Le jeune berger partit aussitôt, promettant d’être avant une heure à Frosinone.

Carlini revint tout joyeux pour rejoindre sa maîtresse et lui annoncer cette bonne nouvelle.

Il trouva la troupe dans la clairière, où elle soupait joyeusement des provisions que les bandits levaient sur les paysans comme un tribut seulement ; au milieu de ces gais convives il chercha vainement Cucumetto et Rita.

Il demanda où ils étaient ; les bandits répondirent par un grand éclat de rire. Une sueur froide coula sur le front de Carlini, et il sentit l’angoisse qui le prenait aux cheveux.

Il renouvela sa question. Un des convives remplit un verre de vin d’Orvietto et le lui tendit en disant :

— À la santé du brave Cucumetto et de la belle Rita !

En ce moment, Carlini crut entendre un cri de femme. Il devina tout. Il prit le verre, le brisa sur la face de celui qui le lui présentait, et s’élança dans la direction du cri.

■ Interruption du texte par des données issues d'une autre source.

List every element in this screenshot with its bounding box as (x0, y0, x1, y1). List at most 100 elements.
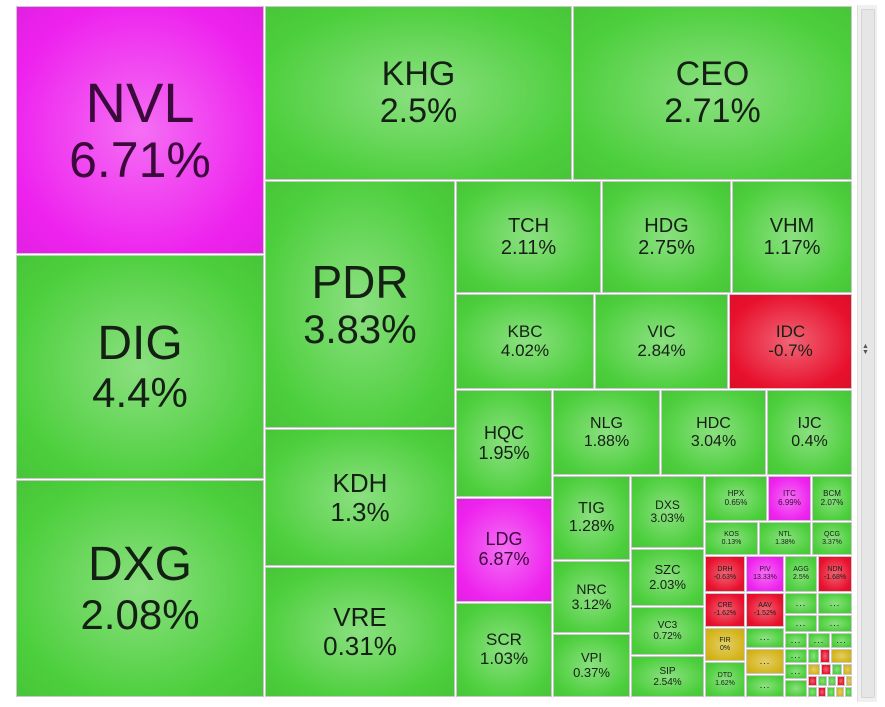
tile-change: 3.04% (690, 432, 737, 450)
tile-symbol: NDN (827, 566, 843, 574)
tile-unlabeled[interactable] (808, 649, 819, 663)
tile-change: 0% (719, 644, 731, 652)
tile-unlabeled[interactable] (837, 676, 845, 686)
tile-dtd[interactable]: DTD 1.62% (705, 662, 745, 697)
tile-unlabeled[interactable]: ... (818, 615, 852, 632)
tile-szc[interactable]: SZC 2.03% (631, 549, 704, 606)
vertical-scrollbar[interactable] (857, 5, 877, 702)
tile-itc[interactable]: ITC 6.99% (768, 476, 811, 521)
tile-unlabeled[interactable]: ... (818, 593, 852, 614)
tile-hdg[interactable]: HDG 2.75% (602, 181, 731, 293)
tile-ellipsis: ... (790, 650, 802, 661)
tile-scr[interactable]: SCR 1.03% (456, 603, 552, 697)
tile-sip[interactable]: SIP 2.54% (631, 656, 704, 697)
tile-unlabeled[interactable]: ... (746, 628, 784, 648)
tile-change: 4.02% (500, 340, 550, 360)
tile-unlabeled[interactable]: ... (785, 615, 817, 632)
tile-hqc[interactable]: HQC 1.95% (456, 390, 552, 497)
tile-kdh[interactable]: KDH 1.3% (265, 429, 455, 566)
tile-change: -1.52% (753, 610, 777, 617)
tile-ndn[interactable]: NDN -1.68% (818, 556, 852, 592)
tile-unlabeled[interactable] (820, 649, 830, 663)
tile-symbol: KOS (724, 530, 739, 538)
tile-ellipsis: ... (795, 597, 807, 608)
tile-hpx[interactable]: HPX 0.65% (705, 476, 767, 521)
tile-pdr[interactable]: PDR 3.83% (265, 181, 455, 428)
tile-unlabeled[interactable] (827, 687, 835, 697)
tile-agg[interactable]: AGG 2.5% (785, 556, 817, 592)
tile-unlabeled[interactable] (818, 687, 826, 697)
tile-change: 0.65% (724, 497, 748, 507)
scrollbar-thumb[interactable] (861, 9, 875, 698)
tile-unlabeled[interactable] (808, 664, 820, 675)
tile-symbol: AAV (758, 602, 772, 610)
tile-fir[interactable]: FIR 0% (705, 628, 745, 661)
tile-ijc[interactable]: IJC 0.4% (767, 390, 852, 475)
tile-unlabeled[interactable] (836, 687, 844, 697)
tile-symbol: NRC (576, 580, 607, 597)
tile-ceo[interactable]: CEO 2.71% (573, 6, 852, 180)
tile-vc3[interactable]: VC3 0.72% (631, 607, 704, 655)
tile-unlabeled[interactable] (808, 676, 817, 686)
tile-unlabeled[interactable]: ... (831, 633, 852, 648)
tile-symbol: PIV (759, 566, 771, 574)
tile-symbol: ITC (783, 488, 796, 498)
tile-unlabeled[interactable] (832, 664, 842, 675)
tile-piv[interactable]: PIV 13.33% (746, 556, 784, 592)
scroll-arrows-icon[interactable]: ▲ ▼ (862, 343, 869, 356)
tile-unlabeled[interactable] (785, 680, 807, 697)
tile-unlabeled[interactable] (843, 664, 852, 675)
tile-vpi[interactable]: VPI 0.37% (553, 634, 630, 697)
tile-vic[interactable]: VIC 2.84% (595, 294, 728, 389)
tile-drh[interactable]: DRH -0.63% (705, 556, 745, 592)
tile-unlabeled[interactable]: ... (785, 633, 807, 648)
tile-symbol: SCR (486, 630, 522, 650)
tile-unlabeled[interactable]: ... (785, 664, 807, 679)
tile-bcm[interactable]: BCM 2.07% (812, 476, 852, 521)
tile-unlabeled[interactable]: ... (746, 649, 784, 674)
tile-unlabeled[interactable] (846, 676, 852, 686)
tile-ntl[interactable]: NTL 1.38% (759, 522, 811, 555)
tile-symbol: VC3 (657, 620, 678, 631)
tile-ldg[interactable]: LDG 6.87% (456, 498, 552, 602)
tile-aav[interactable]: AAV -1.52% (746, 593, 784, 627)
tile-tch[interactable]: TCH 2.11% (456, 181, 601, 293)
tile-unlabeled[interactable]: ... (808, 633, 830, 648)
tile-dxs[interactable]: DXS 3.03% (631, 476, 704, 548)
tile-symbol: AGG (793, 566, 809, 574)
tile-qcg[interactable]: QCG 3.37% (812, 522, 852, 555)
tile-vhm[interactable]: VHM 1.17% (732, 181, 852, 293)
tile-unlabeled[interactable]: ... (785, 593, 817, 614)
tile-change: 1.95% (478, 442, 530, 463)
tile-change: 3.03% (650, 511, 685, 525)
tile-kos[interactable]: KOS 0.13% (705, 522, 758, 555)
tile-tig[interactable]: TIG 1.28% (553, 476, 630, 560)
tile-kbc[interactable]: KBC 4.02% (456, 294, 594, 389)
tile-change: -1.62% (713, 610, 737, 617)
tile-idc[interactable]: IDC -0.7% (729, 294, 852, 389)
tile-symbol: DTD (717, 671, 733, 679)
tile-nlg[interactable]: NLG 1.88% (553, 390, 660, 475)
tile-nrc[interactable]: NRC 3.12% (553, 561, 630, 633)
tile-change: 13.33% (753, 574, 777, 581)
tile-change: 2.84% (637, 340, 686, 360)
tile-unlabeled[interactable] (818, 676, 827, 686)
tile-dig[interactable]: DIG 4.4% (16, 255, 264, 479)
tile-unlabeled[interactable] (821, 664, 831, 675)
tile-unlabeled[interactable]: ... (785, 649, 807, 663)
tile-unlabeled[interactable] (828, 676, 836, 686)
tile-vre[interactable]: VRE 0.31% (265, 567, 455, 697)
tile-hdc[interactable]: HDC 3.04% (661, 390, 766, 475)
tile-nvl[interactable]: NVL 6.71% (16, 6, 264, 254)
tile-unlabeled[interactable] (808, 687, 817, 697)
tile-unlabeled[interactable] (845, 687, 852, 697)
tile-dxg[interactable]: DXG 2.08% (16, 480, 264, 697)
tile-symbol: SIP (659, 665, 676, 677)
tile-unlabeled[interactable] (831, 649, 852, 663)
tile-change: 1.03% (479, 649, 529, 668)
tile-symbol: CEO (675, 54, 750, 93)
tile-ellipsis: ... (759, 655, 771, 666)
tile-unlabeled[interactable]: ... (746, 675, 784, 697)
tile-khg[interactable]: KHG 2.5% (265, 6, 572, 180)
tile-cre[interactable]: CRE -1.62% (705, 593, 745, 627)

Au bout de cent pas, au détour d’un buisson, il trouva Rita évanouie entre les bras de Cucumetto.

En apercevant Carlini, Cucumetto se releva tenant un pistolet de chaque main.

Les deux bandits se regardèrent un instant : l’un le sourire de la luxure sur les lèvres, l’autre la pâleur de la mort sur le front.

On eût cru qu’il allait se passer entre ces deux hommes quelque chose de terrible. Mais peu à peu les traits de Carlini se détendirent ; sa main, qu’il avait portée à un des pistolets de sa ceinture, retomba près de lui pendante à son côté.